If there are two more different people in the world than me and my Phyllis, I’ve never met them. If the old saw opposites attract is true, then we are ham and cheese, peanut butter and jelly, burger and fries.
There is something primally wonderful to have your mate glued to you on the back seat of a motorcycle – arms wrapped around your waist, thighs tugging at your hips. Even when our first adventure together nearly ended in us being extincted, we recovered and kept on truckin’ for the next 40+ years.
We had been staying at Phyllis’ parent’s home in Long Branch, NJ, and as the weekend drew to a close, it was time to make haste back to Yonkers. The look of angst on Christine’s face said it all: no matter how much she loved me; she didn’t want Phyllis riding on the back of my Honda 305 for the 90 minute journey home.
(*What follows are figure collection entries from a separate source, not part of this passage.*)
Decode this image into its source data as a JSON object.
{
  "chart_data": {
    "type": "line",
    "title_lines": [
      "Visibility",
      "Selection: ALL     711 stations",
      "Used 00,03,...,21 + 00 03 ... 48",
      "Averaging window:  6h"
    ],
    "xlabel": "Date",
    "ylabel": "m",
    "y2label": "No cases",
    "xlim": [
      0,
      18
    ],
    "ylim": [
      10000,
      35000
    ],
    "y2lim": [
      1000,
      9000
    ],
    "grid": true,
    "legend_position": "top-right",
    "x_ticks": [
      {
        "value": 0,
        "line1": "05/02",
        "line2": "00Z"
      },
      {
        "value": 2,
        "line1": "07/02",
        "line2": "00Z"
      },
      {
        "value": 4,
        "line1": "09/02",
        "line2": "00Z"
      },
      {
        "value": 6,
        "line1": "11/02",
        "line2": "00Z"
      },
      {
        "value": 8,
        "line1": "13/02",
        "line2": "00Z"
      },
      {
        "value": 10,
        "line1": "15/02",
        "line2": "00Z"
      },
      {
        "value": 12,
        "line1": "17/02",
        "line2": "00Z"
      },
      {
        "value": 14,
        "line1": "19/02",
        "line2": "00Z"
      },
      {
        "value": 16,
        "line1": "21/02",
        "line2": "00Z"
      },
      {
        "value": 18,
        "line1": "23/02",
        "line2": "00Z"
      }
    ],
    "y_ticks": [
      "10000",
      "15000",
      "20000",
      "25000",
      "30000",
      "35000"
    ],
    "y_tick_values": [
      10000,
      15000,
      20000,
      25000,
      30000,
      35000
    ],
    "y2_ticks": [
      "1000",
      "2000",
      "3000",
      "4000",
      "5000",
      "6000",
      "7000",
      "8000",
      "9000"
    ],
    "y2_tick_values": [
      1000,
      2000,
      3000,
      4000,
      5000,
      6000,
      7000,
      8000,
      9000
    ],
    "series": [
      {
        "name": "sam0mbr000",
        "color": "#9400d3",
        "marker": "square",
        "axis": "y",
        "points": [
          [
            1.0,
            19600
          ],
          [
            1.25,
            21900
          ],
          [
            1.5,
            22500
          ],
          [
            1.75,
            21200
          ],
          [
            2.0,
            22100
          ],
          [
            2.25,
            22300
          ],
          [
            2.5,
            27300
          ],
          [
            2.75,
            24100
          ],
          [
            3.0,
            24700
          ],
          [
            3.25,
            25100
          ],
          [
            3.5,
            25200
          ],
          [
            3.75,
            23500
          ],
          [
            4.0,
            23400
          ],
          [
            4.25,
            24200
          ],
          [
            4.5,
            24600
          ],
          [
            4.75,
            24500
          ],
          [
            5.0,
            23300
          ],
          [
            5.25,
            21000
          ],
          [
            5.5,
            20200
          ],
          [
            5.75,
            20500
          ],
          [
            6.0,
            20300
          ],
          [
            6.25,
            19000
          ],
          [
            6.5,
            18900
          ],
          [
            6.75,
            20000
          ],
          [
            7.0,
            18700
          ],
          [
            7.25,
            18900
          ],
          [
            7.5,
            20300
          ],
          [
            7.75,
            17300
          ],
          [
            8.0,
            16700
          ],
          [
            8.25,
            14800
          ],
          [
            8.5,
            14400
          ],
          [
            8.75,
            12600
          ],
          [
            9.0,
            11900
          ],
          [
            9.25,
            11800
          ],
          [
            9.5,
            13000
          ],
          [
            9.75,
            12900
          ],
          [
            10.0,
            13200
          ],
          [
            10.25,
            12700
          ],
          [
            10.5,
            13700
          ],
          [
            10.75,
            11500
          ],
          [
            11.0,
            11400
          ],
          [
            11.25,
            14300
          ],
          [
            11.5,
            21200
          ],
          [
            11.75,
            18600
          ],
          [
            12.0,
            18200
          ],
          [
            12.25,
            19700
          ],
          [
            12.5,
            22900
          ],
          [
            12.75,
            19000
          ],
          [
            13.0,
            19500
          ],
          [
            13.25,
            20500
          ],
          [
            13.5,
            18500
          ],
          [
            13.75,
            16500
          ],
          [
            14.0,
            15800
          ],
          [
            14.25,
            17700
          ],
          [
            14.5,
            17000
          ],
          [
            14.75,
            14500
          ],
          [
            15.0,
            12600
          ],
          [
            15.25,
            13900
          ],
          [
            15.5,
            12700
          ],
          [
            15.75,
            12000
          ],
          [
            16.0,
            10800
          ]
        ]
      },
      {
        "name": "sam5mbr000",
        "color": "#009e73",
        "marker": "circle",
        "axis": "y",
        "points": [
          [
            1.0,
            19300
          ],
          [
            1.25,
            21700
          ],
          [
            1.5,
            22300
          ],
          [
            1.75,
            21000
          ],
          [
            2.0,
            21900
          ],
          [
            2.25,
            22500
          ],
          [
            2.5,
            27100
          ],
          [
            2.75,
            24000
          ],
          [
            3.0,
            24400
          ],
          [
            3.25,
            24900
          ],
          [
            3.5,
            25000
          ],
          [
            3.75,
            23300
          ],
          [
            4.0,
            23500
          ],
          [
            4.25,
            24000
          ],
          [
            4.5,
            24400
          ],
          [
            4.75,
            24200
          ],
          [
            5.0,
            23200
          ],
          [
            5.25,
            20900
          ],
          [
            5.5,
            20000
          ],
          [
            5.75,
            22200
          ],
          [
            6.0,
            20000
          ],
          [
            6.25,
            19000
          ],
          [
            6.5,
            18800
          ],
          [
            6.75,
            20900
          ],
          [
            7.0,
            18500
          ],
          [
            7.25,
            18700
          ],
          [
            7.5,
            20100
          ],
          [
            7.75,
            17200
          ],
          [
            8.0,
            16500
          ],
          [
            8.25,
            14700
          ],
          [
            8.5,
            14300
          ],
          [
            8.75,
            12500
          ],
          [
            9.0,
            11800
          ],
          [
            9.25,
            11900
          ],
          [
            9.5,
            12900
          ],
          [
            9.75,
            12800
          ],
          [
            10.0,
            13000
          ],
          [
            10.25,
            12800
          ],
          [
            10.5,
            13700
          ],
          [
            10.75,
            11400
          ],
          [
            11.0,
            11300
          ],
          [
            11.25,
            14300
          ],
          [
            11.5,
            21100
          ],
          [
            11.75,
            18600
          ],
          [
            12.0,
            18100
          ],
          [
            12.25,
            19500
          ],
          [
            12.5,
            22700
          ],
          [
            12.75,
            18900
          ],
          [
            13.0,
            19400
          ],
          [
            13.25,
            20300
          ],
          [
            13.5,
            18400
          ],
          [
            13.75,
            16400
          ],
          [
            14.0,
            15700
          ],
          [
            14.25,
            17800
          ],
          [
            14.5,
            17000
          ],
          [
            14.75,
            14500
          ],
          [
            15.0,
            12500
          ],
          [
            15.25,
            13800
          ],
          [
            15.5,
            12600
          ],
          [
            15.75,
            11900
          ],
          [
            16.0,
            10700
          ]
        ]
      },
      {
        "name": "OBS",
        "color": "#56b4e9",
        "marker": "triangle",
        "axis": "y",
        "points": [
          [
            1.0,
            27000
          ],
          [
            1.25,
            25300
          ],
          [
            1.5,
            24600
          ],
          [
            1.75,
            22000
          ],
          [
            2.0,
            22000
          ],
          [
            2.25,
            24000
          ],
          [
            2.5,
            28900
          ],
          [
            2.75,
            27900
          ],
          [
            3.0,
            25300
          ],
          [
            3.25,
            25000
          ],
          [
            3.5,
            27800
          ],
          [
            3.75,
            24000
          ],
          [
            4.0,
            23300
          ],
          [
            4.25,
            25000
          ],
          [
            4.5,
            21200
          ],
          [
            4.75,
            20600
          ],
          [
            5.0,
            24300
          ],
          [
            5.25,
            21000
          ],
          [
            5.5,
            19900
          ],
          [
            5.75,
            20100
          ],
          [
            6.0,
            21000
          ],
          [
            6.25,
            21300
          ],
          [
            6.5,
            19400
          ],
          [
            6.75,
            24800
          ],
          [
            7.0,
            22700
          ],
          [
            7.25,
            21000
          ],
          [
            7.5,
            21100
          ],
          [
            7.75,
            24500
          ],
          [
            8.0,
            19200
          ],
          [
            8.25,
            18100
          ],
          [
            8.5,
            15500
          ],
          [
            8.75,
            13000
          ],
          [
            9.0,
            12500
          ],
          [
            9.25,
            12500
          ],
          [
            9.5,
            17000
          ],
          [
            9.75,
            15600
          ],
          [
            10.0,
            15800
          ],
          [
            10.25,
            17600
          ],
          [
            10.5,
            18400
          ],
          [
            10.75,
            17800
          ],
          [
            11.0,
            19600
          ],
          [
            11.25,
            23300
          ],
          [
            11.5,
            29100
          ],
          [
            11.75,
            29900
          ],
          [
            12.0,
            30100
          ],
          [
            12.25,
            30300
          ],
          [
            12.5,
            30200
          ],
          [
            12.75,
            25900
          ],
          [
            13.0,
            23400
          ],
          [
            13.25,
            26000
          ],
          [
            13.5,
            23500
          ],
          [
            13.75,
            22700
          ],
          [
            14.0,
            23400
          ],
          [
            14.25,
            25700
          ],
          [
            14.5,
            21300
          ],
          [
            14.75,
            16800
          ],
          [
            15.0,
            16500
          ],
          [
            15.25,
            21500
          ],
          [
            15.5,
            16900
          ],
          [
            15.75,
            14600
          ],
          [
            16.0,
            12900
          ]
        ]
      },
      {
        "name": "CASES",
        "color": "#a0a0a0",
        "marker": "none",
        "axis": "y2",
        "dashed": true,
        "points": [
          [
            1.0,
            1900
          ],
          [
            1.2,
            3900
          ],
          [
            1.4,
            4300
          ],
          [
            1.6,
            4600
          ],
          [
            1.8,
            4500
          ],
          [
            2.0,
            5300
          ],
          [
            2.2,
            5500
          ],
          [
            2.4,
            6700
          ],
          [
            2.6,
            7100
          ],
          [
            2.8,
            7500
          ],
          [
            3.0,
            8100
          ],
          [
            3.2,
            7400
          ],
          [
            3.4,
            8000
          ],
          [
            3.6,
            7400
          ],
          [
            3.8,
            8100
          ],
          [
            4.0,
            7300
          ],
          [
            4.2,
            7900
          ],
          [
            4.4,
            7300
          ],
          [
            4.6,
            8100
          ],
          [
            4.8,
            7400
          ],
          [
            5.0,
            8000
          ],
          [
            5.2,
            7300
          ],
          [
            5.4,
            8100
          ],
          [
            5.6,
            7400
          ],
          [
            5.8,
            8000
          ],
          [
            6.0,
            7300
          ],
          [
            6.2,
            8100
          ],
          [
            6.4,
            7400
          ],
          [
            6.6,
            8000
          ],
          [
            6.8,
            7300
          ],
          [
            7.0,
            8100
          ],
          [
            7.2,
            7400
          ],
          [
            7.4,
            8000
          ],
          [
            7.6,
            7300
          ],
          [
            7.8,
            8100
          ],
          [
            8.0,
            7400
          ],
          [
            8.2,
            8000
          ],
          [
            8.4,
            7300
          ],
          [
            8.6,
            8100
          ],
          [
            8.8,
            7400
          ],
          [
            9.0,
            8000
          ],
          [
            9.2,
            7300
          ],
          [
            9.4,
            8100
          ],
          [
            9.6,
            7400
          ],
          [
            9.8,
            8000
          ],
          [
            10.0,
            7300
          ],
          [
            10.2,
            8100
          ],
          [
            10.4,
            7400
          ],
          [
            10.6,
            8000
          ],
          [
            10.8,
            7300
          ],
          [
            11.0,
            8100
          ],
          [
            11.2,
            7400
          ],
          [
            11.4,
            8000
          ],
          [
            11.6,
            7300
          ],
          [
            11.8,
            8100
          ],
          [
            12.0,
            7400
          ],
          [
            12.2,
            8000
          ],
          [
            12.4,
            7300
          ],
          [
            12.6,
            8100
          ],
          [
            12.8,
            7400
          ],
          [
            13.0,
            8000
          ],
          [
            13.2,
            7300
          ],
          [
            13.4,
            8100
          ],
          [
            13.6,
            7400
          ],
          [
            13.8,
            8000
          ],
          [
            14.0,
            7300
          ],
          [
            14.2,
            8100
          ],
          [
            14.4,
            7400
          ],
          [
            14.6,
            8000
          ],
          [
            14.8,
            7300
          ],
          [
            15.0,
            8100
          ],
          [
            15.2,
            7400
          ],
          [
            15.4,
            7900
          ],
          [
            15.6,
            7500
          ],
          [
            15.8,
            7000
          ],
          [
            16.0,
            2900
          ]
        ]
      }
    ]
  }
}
She said nothing but probably prayed a lot.
The adventure started out smoothly enough, but as we were about to mount the Major Deegan Expressway for the last leg of the journey, I felt the rear wheel wobble a bit. We pulled off into lower Manhattan to a gas station and examined the tire. It was a little low on air. Logic had not yet invaded my brain, so I simply pumped up the tire and we hit the road, Jack.
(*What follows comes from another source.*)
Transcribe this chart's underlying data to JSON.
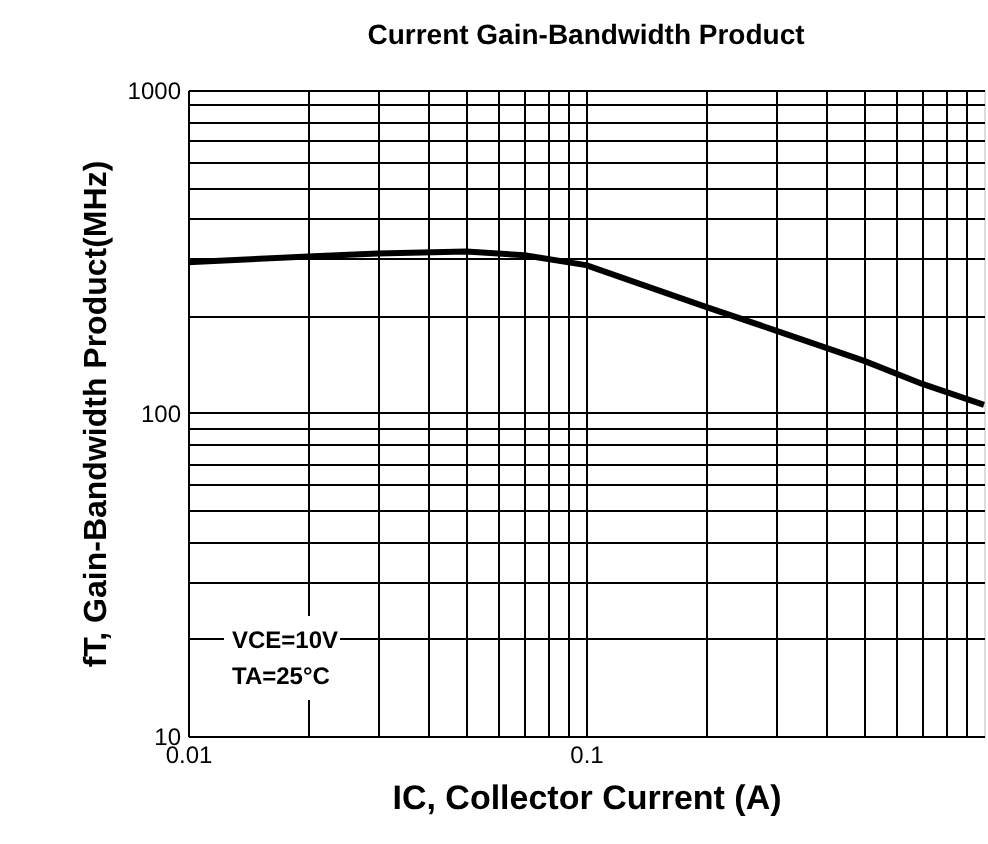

At 125th Street the tire went flat. The only thing we could fill it with then was fear. 125th Steet was Harlem, and Harlem back then had a widespread shortage of honkies. Phyllis was quiet. Mouse quiet. I removed the rear wheel, and we went searching for a gas station to fix the flat. Looking up we saw Puerto Ricans and blacks hanging out of windows watching this fresh meat parade walk on by. Our fear was so palpable that a neon sign or smoke signals would not have been needed to tell the story.
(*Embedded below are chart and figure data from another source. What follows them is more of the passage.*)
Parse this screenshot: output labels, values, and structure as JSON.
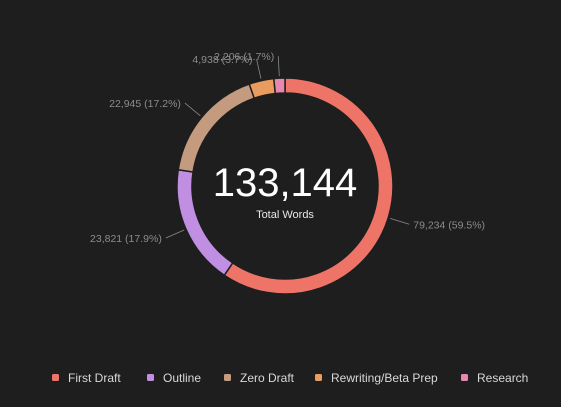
{
  "chart_data": {
    "type": "pie",
    "style": "donut",
    "center_total": "133,144",
    "center_label": "Total Words",
    "categories": [
      "First Draft",
      "Outline",
      "Zero Draft",
      "Rewriting/Beta Prep",
      "Research"
    ],
    "values": [
      79234,
      23821,
      22945,
      4938,
      2206
    ],
    "value_labels": [
      "79,234 (59.5%)",
      "23,821 (17.9%)",
      "22,945 (17.2%)",
      "4,938 (3.7%)",
      "2,206 (1.7%)"
    ],
    "colors": [
      "#ee7468",
      "#c08fe2",
      "#c49b7f",
      "#e99c5e",
      "#e888b2"
    ],
    "legend_position": "bottom"
  }
}
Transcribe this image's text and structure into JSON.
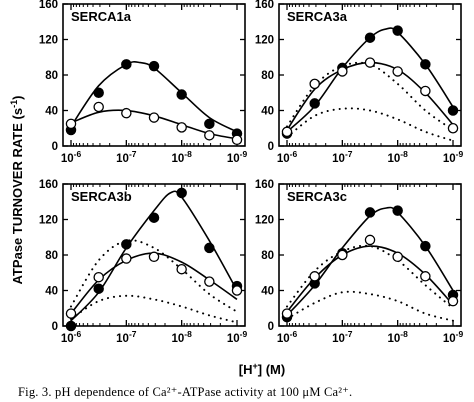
{
  "y_axis_title": "ATPase TURNOVER RATE",
  "y_axis_unit": "(s",
  "y_axis_unit_sup": "-1",
  "y_axis_unit_close": ")",
  "x_axis_title_a": "[H",
  "x_axis_title_sup": "+",
  "x_axis_title_b": "] (M)",
  "caption": "Fig. 3. pH dependence of Ca²⁺-ATPase activity at 100 μM Ca²⁺.",
  "chart_data": [
    {
      "type": "scatter",
      "title": "SERCA1a",
      "x_scale": "log-reversed",
      "xlim": [
        1e-06,
        1e-09
      ],
      "xticks": [
        "10-6",
        "10-7",
        "10-8",
        "10-9"
      ],
      "ylim": [
        0,
        160
      ],
      "yticks": [
        0,
        40,
        80,
        120,
        160
      ],
      "series": [
        {
          "marker": "filled-circle",
          "x": [
            1e-06,
            3.16e-07,
            1e-07,
            3.16e-08,
            1e-08,
            3.16e-09,
            1e-09
          ],
          "y": [
            18,
            60,
            92,
            90,
            58,
            25,
            14
          ],
          "fit": [
            [
              1e-06,
              22
            ],
            [
              3.16e-07,
              68
            ],
            [
              1e-07,
              92
            ],
            [
              5.6e-08,
              94
            ],
            [
              3.16e-08,
              88
            ],
            [
              1e-08,
              60
            ],
            [
              3.16e-09,
              32
            ],
            [
              1e-09,
              16
            ]
          ]
        },
        {
          "marker": "open-circle",
          "x": [
            1e-06,
            3.16e-07,
            1e-07,
            3.16e-08,
            1e-08,
            3.16e-09,
            1e-09
          ],
          "y": [
            25,
            44,
            37,
            32,
            21,
            12,
            7
          ],
          "fit": [
            [
              1e-06,
              26
            ],
            [
              3.16e-07,
              38
            ],
            [
              1e-07,
              40
            ],
            [
              3.16e-08,
              34
            ],
            [
              1e-08,
              24
            ],
            [
              3.16e-09,
              14
            ],
            [
              1e-09,
              8
            ]
          ]
        }
      ],
      "dotted": []
    },
    {
      "type": "scatter",
      "title": "SERCA3a",
      "x_scale": "log-reversed",
      "xlim": [
        1e-06,
        1e-09
      ],
      "xticks": [
        "10-6",
        "10-7",
        "10-8",
        "10-9"
      ],
      "ylim": [
        0,
        160
      ],
      "yticks": [
        0,
        40,
        80,
        120,
        160
      ],
      "series": [
        {
          "marker": "filled-circle",
          "x": [
            1e-06,
            3.16e-07,
            1e-07,
            3.16e-08,
            1e-08,
            3.16e-09,
            1e-09
          ],
          "y": [
            14,
            48,
            88,
            122,
            130,
            92,
            40
          ],
          "fit": [
            [
              1e-06,
              16
            ],
            [
              3.16e-07,
              45
            ],
            [
              1e-07,
              88
            ],
            [
              3.16e-08,
              122
            ],
            [
              1.6e-08,
              132
            ],
            [
              1e-08,
              128
            ],
            [
              3.16e-09,
              92
            ],
            [
              1e-09,
              44
            ]
          ]
        },
        {
          "marker": "open-circle",
          "x": [
            1e-06,
            3.16e-07,
            1e-07,
            3.16e-08,
            1e-08,
            3.16e-09,
            1e-09
          ],
          "y": [
            16,
            70,
            84,
            94,
            84,
            62,
            20
          ],
          "fit": [
            [
              1e-06,
              18
            ],
            [
              3.16e-07,
              64
            ],
            [
              1e-07,
              86
            ],
            [
              3.16e-08,
              94
            ],
            [
              1e-08,
              86
            ],
            [
              3.16e-09,
              60
            ],
            [
              1e-09,
              24
            ]
          ]
        }
      ],
      "dotted": [
        [
          [
            1e-06,
            22
          ],
          [
            3.16e-07,
            68
          ],
          [
            1e-07,
            90
          ],
          [
            3.16e-08,
            92
          ],
          [
            1e-08,
            70
          ],
          [
            3.16e-09,
            40
          ],
          [
            1e-09,
            18
          ]
        ],
        [
          [
            1e-06,
            10
          ],
          [
            3.16e-07,
            34
          ],
          [
            1e-07,
            42
          ],
          [
            3.16e-08,
            40
          ],
          [
            1e-08,
            30
          ],
          [
            3.16e-09,
            16
          ],
          [
            1e-09,
            6
          ]
        ]
      ]
    },
    {
      "type": "scatter",
      "title": "SERCA3b",
      "x_scale": "log-reversed",
      "xlim": [
        1e-06,
        1e-09
      ],
      "xticks": [
        "10-6",
        "10-7",
        "10-8",
        "10-9"
      ],
      "ylim": [
        0,
        160
      ],
      "yticks": [
        0,
        40,
        80,
        120,
        160
      ],
      "series": [
        {
          "marker": "filled-circle",
          "x": [
            1e-06,
            3.16e-07,
            1e-07,
            3.16e-08,
            1e-08,
            3.16e-09,
            1e-09
          ],
          "y": [
            0,
            42,
            92,
            122,
            150,
            88,
            45
          ],
          "fit": [
            [
              1e-06,
              6
            ],
            [
              3.16e-07,
              38
            ],
            [
              1e-07,
              88
            ],
            [
              3.16e-08,
              130
            ],
            [
              1.6e-08,
              150
            ],
            [
              1e-08,
              145
            ],
            [
              3.16e-09,
              96
            ],
            [
              1e-09,
              40
            ]
          ]
        },
        {
          "marker": "open-circle",
          "x": [
            1e-06,
            3.16e-07,
            1e-07,
            3.16e-08,
            1e-08,
            3.16e-09,
            1e-09
          ],
          "y": [
            14,
            55,
            76,
            78,
            64,
            50,
            40
          ],
          "fit": [
            [
              1e-06,
              14
            ],
            [
              3.16e-07,
              52
            ],
            [
              1e-07,
              74
            ],
            [
              3.16e-08,
              82
            ],
            [
              1e-08,
              72
            ],
            [
              3.16e-09,
              52
            ],
            [
              1e-09,
              30
            ]
          ]
        }
      ],
      "dotted": [
        [
          [
            1e-06,
            22
          ],
          [
            3.16e-07,
            74
          ],
          [
            1e-07,
            96
          ],
          [
            3.16e-08,
            88
          ],
          [
            1e-08,
            64
          ],
          [
            3.16e-09,
            36
          ],
          [
            1e-09,
            16
          ]
        ],
        [
          [
            1e-06,
            8
          ],
          [
            3.16e-07,
            28
          ],
          [
            1e-07,
            34
          ],
          [
            3.16e-08,
            30
          ],
          [
            1e-08,
            22
          ],
          [
            3.16e-09,
            12
          ],
          [
            1e-09,
            4
          ]
        ]
      ]
    },
    {
      "type": "scatter",
      "title": "SERCA3c",
      "x_scale": "log-reversed",
      "xlim": [
        1e-06,
        1e-09
      ],
      "xticks": [
        "10-6",
        "10-7",
        "10-8",
        "10-9"
      ],
      "ylim": [
        0,
        160
      ],
      "yticks": [
        0,
        40,
        80,
        120,
        160
      ],
      "series": [
        {
          "marker": "filled-circle",
          "x": [
            1e-06,
            3.16e-07,
            1e-07,
            3.16e-08,
            1e-08,
            3.16e-09,
            1e-09
          ],
          "y": [
            10,
            48,
            82,
            128,
            130,
            90,
            35
          ],
          "fit": [
            [
              1e-06,
              12
            ],
            [
              3.16e-07,
              46
            ],
            [
              1e-07,
              88
            ],
            [
              3.16e-08,
              124
            ],
            [
              1.6e-08,
              133
            ],
            [
              1e-08,
              128
            ],
            [
              3.16e-09,
              90
            ],
            [
              1e-09,
              40
            ]
          ]
        },
        {
          "marker": "open-circle",
          "x": [
            1e-06,
            3.16e-07,
            1e-07,
            3.16e-08,
            1e-08,
            3.16e-09,
            1e-09
          ],
          "y": [
            14,
            56,
            80,
            97,
            78,
            56,
            28
          ],
          "fit": [
            [
              1e-06,
              16
            ],
            [
              3.16e-07,
              54
            ],
            [
              1e-07,
              80
            ],
            [
              3.16e-08,
              90
            ],
            [
              1e-08,
              82
            ],
            [
              3.16e-09,
              58
            ],
            [
              1e-09,
              24
            ]
          ]
        }
      ],
      "dotted": [
        [
          [
            1e-06,
            22
          ],
          [
            3.16e-07,
            62
          ],
          [
            1e-07,
            84
          ],
          [
            3.16e-08,
            90
          ],
          [
            1e-08,
            74
          ],
          [
            3.16e-09,
            46
          ],
          [
            1e-09,
            20
          ]
        ],
        [
          [
            1e-06,
            8
          ],
          [
            3.16e-07,
            26
          ],
          [
            1e-07,
            38
          ],
          [
            3.16e-08,
            36
          ],
          [
            1e-08,
            28
          ],
          [
            3.16e-09,
            14
          ],
          [
            1e-09,
            6
          ]
        ]
      ]
    }
  ]
}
It was as if we were in some demented cartoon where the walls really began to close in on us. Phyllis said absolutely nothing for the hour or so we wandered around looking for help. At six gas stations we were met with the same response: no can do. All we felt at this point was sheer terror – absolutely mortifying “we’re going to die a slow and painful death” terror. The owner of the 7th gas station saw it written all over our faces and decided to do us a solid. He repaired my leaky tire. A dollar and a quarter later we made a 180 and started the trek back to my scooter. Now the only thought percolating in my brain was “Will my motorcycle still be there?” Two hours with nary a word between us, turning the corner to see my bike still standing, we both exhaled for the first time.
Now the issue was: could I get the tire back on the bike and get us back on the freeway before the hounds of hell descended like a pack of rabid African dogs and tear us to pieces, just for the exercise?
Faster than a Daytona pit crew, we hauled ass out of there. I don’t remember how fast we were going, but it wasn’t quite fast enough for either of us. As we rounded the corner on Nile St., we could see Christine standing on the porch. She said nothing as we struggled to climb the four steps to the front door. We were spent. We had nothing left. Phyllis was angry with me, and I had earned every ounce of it. If she had chosen at that moment to take a kitchen knife and slice off one of my fingers, Yakuza style, I would have eagerly helped her.
It took a while to decompress, and I’m not sure how long it would be before she would hop back on my bike again…
The desert was different.
She rode on the back of three of my Hondas, and then my Harley, wherever and whenever. Life was a great adventure to us, and we used any excuse to load up a backpack and head out for the weekend. We braved rain and bitter cold. Saturday evening would find us in Pioneertown at ‘Cantina’, a biker bar in the high desert 40 miles away with the best burritos and live music around. Our travels took us as far as San Diego, taking the long way up Highway 74, snaking through the mountains. Sometimes my buddy Clarence and his wife would ride with us.
The women had time to kill as me and Clarence would pass out on top of picnic tables for a revitalizing snooze. There were no more flat tires, thank God, and the worst we endured was an onslaught of flying bugs nailing us like small missiles.
Whenever I had the audacity of breaking the jovial atmosphere by retelling The Harlem Story, Phyllis would give me the dog eye for a moment. She genuinely thought we were going to die way back when -- and recounting the tale to a new set of ears did not sit well with her.
Please phone me up after reading this story and see if I’m ok. If I’m not in the doghouse when she finds out I’ve let it resurface again, she may have discovered some other way to skirt past my 14th Amendment rights, and I may be in a whole new world of hurt.